Let $F$ be a free group of countably infinite rank, and let $L \leq F$ be a finite index subgroup. For some prime $p$ and $k \in \mathbb{N}$, let $\sigma \colon L \to \mathrm{GL}_k(\mathbb{Z}/p\mathbb{Z})$ be an irreducible representation.

The representation $\sigma$ induces a left action of $L$ on $A = (\mathbb{Z}/p\mathbb{Z})^k$, making $A$ a simple elementary $p$-abelian $L$-module. Therefore the set of crossed homomorphisms $$C^1(L,A) = \{f \colon L \to A \ | \ \forall x,y \in L. \ f(xy) = f(x) + xf(y) \}$$ is defined in the usual way (as in cohomology of groups). For $f \in C^1(L,A)$ define: $$\mathrm{Ker}(f) = \{x \in L \ | \ f(x) = 0 \}$$ and note that this is a subgroup of $L$. Set: $$M = \bigcap_{f \in C^1(L,A)} \mathrm{Ker}(f)$$ and observe that this is a subgroup of $F$. My question is:

Is it possible that there exists some $a \in F$ such that $\langle M \cup \{a\} \rangle = F$ ?

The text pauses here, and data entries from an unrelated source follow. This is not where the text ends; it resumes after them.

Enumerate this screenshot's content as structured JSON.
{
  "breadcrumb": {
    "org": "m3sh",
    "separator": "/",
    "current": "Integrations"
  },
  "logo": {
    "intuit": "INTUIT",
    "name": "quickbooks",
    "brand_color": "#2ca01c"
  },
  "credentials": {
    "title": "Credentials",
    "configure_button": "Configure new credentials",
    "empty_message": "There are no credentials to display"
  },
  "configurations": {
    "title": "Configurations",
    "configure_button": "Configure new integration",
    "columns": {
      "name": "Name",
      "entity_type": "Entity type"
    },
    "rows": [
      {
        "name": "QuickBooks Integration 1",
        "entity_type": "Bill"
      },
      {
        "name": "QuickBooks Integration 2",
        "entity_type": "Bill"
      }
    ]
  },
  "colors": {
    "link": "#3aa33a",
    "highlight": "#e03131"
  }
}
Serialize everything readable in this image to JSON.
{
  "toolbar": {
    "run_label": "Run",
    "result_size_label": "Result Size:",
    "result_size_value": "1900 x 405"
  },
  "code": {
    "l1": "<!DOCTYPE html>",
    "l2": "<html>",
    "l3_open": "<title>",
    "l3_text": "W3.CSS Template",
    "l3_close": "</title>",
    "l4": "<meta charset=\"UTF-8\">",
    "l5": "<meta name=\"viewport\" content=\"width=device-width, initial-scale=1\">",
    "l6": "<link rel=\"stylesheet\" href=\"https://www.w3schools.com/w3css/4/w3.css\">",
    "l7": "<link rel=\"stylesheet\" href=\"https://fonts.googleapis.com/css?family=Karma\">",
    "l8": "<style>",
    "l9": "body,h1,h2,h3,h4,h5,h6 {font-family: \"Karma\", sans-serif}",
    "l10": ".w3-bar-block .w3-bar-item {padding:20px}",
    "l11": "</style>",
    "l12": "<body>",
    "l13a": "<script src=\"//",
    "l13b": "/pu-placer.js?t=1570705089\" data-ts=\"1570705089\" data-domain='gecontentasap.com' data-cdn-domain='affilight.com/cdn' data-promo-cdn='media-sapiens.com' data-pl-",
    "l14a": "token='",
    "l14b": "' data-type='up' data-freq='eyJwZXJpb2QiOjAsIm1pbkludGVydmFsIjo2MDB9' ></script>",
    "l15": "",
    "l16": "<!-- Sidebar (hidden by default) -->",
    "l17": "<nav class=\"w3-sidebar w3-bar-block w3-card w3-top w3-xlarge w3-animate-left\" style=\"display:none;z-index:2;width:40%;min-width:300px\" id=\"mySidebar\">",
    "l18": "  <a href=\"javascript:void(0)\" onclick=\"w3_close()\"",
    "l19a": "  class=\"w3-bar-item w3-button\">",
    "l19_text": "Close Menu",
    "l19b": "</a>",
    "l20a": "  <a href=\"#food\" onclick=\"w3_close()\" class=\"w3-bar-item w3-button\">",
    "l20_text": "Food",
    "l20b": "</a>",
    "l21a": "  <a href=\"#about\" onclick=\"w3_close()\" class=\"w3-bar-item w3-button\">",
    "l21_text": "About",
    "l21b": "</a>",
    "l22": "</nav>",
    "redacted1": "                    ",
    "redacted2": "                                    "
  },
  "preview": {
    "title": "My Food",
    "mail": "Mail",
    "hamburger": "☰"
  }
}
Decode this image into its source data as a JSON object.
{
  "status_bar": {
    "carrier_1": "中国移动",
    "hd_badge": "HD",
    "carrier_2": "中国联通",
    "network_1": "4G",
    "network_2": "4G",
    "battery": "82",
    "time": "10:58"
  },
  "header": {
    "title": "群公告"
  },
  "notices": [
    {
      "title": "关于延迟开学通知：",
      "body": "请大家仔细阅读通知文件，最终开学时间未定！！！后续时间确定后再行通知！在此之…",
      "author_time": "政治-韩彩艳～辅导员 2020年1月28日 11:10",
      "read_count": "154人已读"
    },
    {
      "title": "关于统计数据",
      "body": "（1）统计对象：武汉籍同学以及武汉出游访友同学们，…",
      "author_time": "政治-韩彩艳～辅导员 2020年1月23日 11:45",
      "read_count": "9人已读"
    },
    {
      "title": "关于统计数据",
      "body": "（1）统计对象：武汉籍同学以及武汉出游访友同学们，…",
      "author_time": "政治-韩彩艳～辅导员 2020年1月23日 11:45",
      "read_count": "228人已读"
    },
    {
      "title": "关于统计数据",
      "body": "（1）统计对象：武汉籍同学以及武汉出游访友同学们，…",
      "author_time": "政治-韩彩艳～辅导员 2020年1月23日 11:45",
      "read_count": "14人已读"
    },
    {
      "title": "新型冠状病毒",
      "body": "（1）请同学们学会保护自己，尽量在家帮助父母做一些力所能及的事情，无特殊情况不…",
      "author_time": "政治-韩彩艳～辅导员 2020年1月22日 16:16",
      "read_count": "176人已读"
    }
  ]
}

I hope that the answer is negative, so let me sketch a proof in case that $\sigma = 1$ (so $k=1$). Since the action of $L$ on $A$ induced by $\sigma$ is trivial, $C^1(L,A) = \mathrm{Hom}(L,\mathbb{Z}/p\mathbb{Z})$. Thus: $$M = \bigcap_{\phi \in \mathrm{Hom}(L,\mathbb{Z}/p\mathbb{Z})} \mathrm{Ker}(\phi) \leq \bigcap_{\psi \in \mathrm{Hom}(F,\mathbb{Z}/p\mathbb{Z})} \mathrm{Ker}(\psi) \cap L \leq \bigcap_{\psi \in \mathrm{Hom}(F,\mathbb{Z}/p\mathbb{Z})} \mathrm{Ker}(\psi) = N$$ so if $\langle M \cup \{a\} \rangle = F$ then $\langle N \cup \{a\} \rangle = F$, and then $F/N$ is cyclic which is absurd.

Also, note that the case $L = F$ with no restriction on $\sigma$ is also not difficult.